W kiczu łatwo zauważyć nagromadzenie sukcesów powierzchownych i ornamentacyjnych, pozbawionych funkcjonalności, chociaż sama metoda jest na ogół nienaganna. Jego celem jest natychmiastowe, pozbawione żadnych przeszkód i trudności, dotarcie do odbiorcy. Występują regularnie wątki silnie zabarwione sentymentalnie. Wszystko to umożliwia łatwy i czytelny odbiór; kicz przecież jest niewymagający sam w sobie. Ma również charakter relatywny; w pewnym okresie coś, co jest uważane za kicz, później może być prezentowane jako prawdziwa sztuka. Dajmy za przykład secesję – przecież poprzez długi czas uważana była za kicz, za to dziś ulega ewolucji jej postrzeganie. Rozpoczyna być odbierana jako sztuka.

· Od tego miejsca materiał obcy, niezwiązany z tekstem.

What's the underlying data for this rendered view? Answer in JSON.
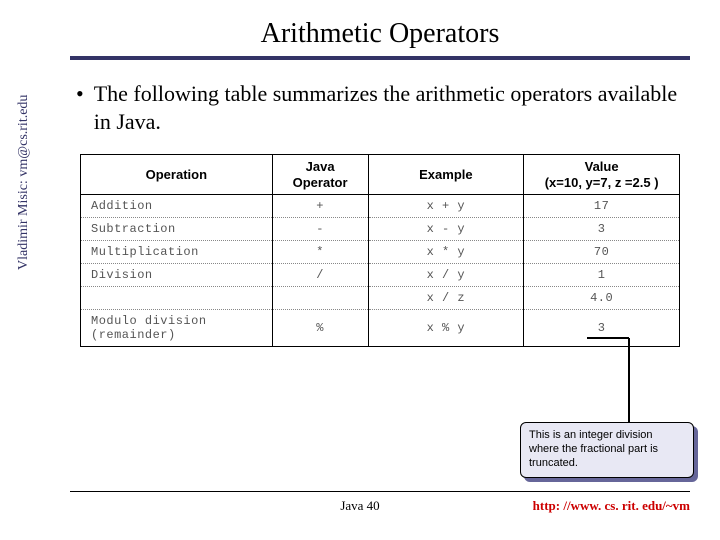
{
  "title": "Arithmetic Operators",
  "bullet": "The following table summarizes the arithmetic operators available in Java.",
  "side_label": "Vladimir Misic: vm@cs.rit.edu",
  "table": {
    "headers": {
      "c0": "Operation",
      "c1": "Java\nOperator",
      "c2": "Example",
      "c3": "Value\n(x=10, y=7, z =2.5 )"
    },
    "rows": [
      {
        "op": "Addition",
        "sym": "+",
        "ex": "x  +  y",
        "val": "17"
      },
      {
        "op": "Subtraction",
        "sym": "-",
        "ex": "x  -  y",
        "val": "3"
      },
      {
        "op": "Multiplication",
        "sym": "*",
        "ex": "x  *  y",
        "val": "70"
      },
      {
        "op": "Division",
        "sym": "/",
        "ex": "x  /  y",
        "val": "1"
      },
      {
        "op": "",
        "sym": "",
        "ex": "x  /  z",
        "val": "4.0"
      },
      {
        "op": "Modulo division\n(remainder)",
        "sym": "%",
        "ex": "x  %  y",
        "val": "3"
      }
    ]
  },
  "callout": "This is an integer division where the fractional part is truncated.",
  "footer_center": "Java 40",
  "footer_right": "http: //www. cs. rit. edu/~vm"
}
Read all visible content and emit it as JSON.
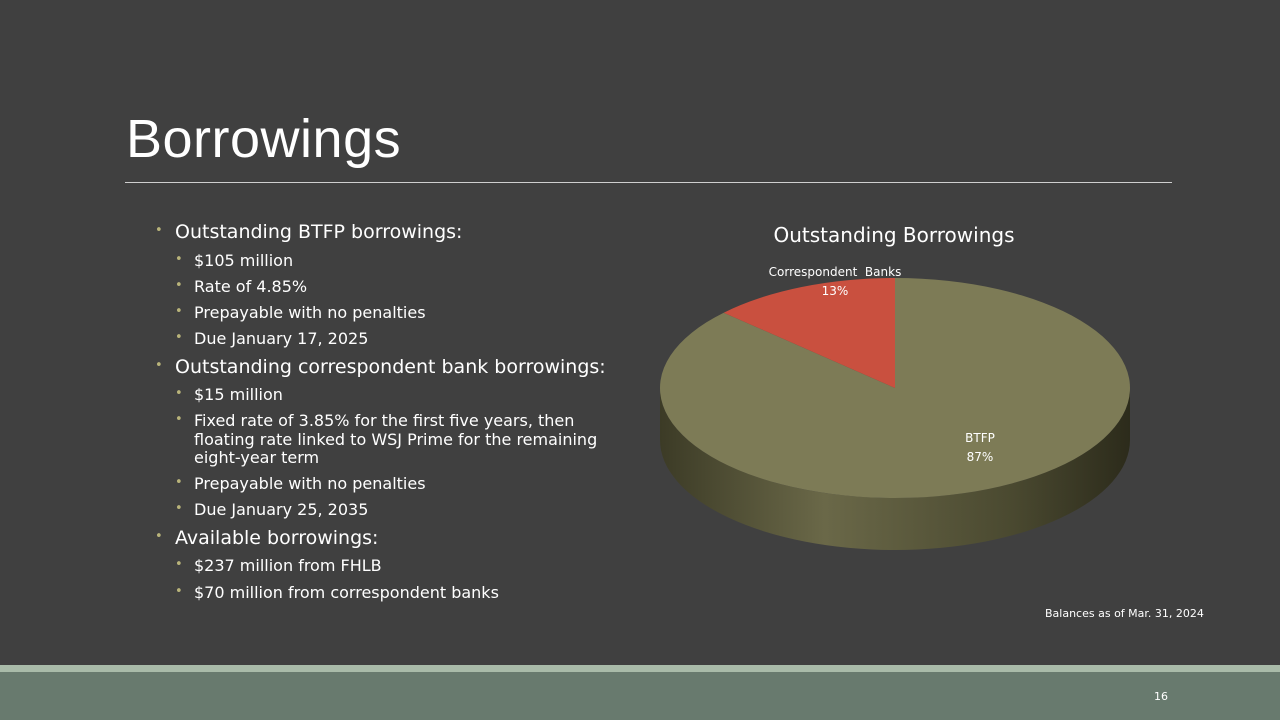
{
  "slide": {
    "title": "Borrowings",
    "page_number": "16",
    "note": "Balances as of Mar. 31, 2024"
  },
  "bullets": [
    {
      "level": 1,
      "text": "Outstanding BTFP borrowings:"
    },
    {
      "level": 2,
      "text": "$105 million"
    },
    {
      "level": 2,
      "text": "Rate of 4.85%"
    },
    {
      "level": 2,
      "text": "Prepayable with no penalties"
    },
    {
      "level": 2,
      "text": "Due January 17, 2025"
    },
    {
      "level": 1,
      "text": "Outstanding correspondent bank borrowings:"
    },
    {
      "level": 2,
      "text": "$15 million"
    },
    {
      "level": 2,
      "text": "Fixed rate of 3.85% for the first five years, then floating rate linked to WSJ Prime for the remaining eight-year term"
    },
    {
      "level": 2,
      "text": "Prepayable with no penalties"
    },
    {
      "level": 2,
      "text": "Due January 25, 2035"
    },
    {
      "level": 1,
      "text": "Available borrowings:"
    },
    {
      "level": 2,
      "text": "$237 million from FHLB"
    },
    {
      "level": 2,
      "text": "$70 million from correspondent banks"
    }
  ],
  "colors": {
    "background": "#404040",
    "bullet": "#b9b47a",
    "btfp_slice": "#7d7b56",
    "correspondent_slice": "#c9503f",
    "footer": "#687a6e",
    "footer_band": "#a9bba9"
  },
  "chart_data": {
    "type": "pie",
    "style": "3d",
    "title": "Outstanding Borrowings",
    "slices": [
      {
        "label": "BTFP",
        "value": 87,
        "value_label": "87%",
        "color": "#7d7b56"
      },
      {
        "label": "Correspondent  Banks",
        "value": 13,
        "value_label": "13%",
        "color": "#c9503f"
      }
    ]
  }
}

Kicz to zdarzenie nierozerwalnie powiązane ze współczesnością. Jest i będzie na wyciągnięcie ręki, > lecz nie idźmy na łatwiznę! Można się rozejrzeć i dostrzec piękno prawdziwej sztuki. W bezsensownych tabloidach są tylko wyssane z palca plotki, w Harlequinach te same historie miłosne, ale trochę przeimitowane, disco-polo, to tandetny nurt w muzyce, w sumie niewarty uwagi… Różowe blogi, telenowele południowo-amerykańskie, wszystko to, co wymieniłam, to dno. Trzeba się odbić od tego dna i zasmakować w czymś innym. Zobaczyć, iż rock jest spoko, książki Murakami interesujące i oryginalne, zdjęcia z „Amelii” zwyczajnie piękne.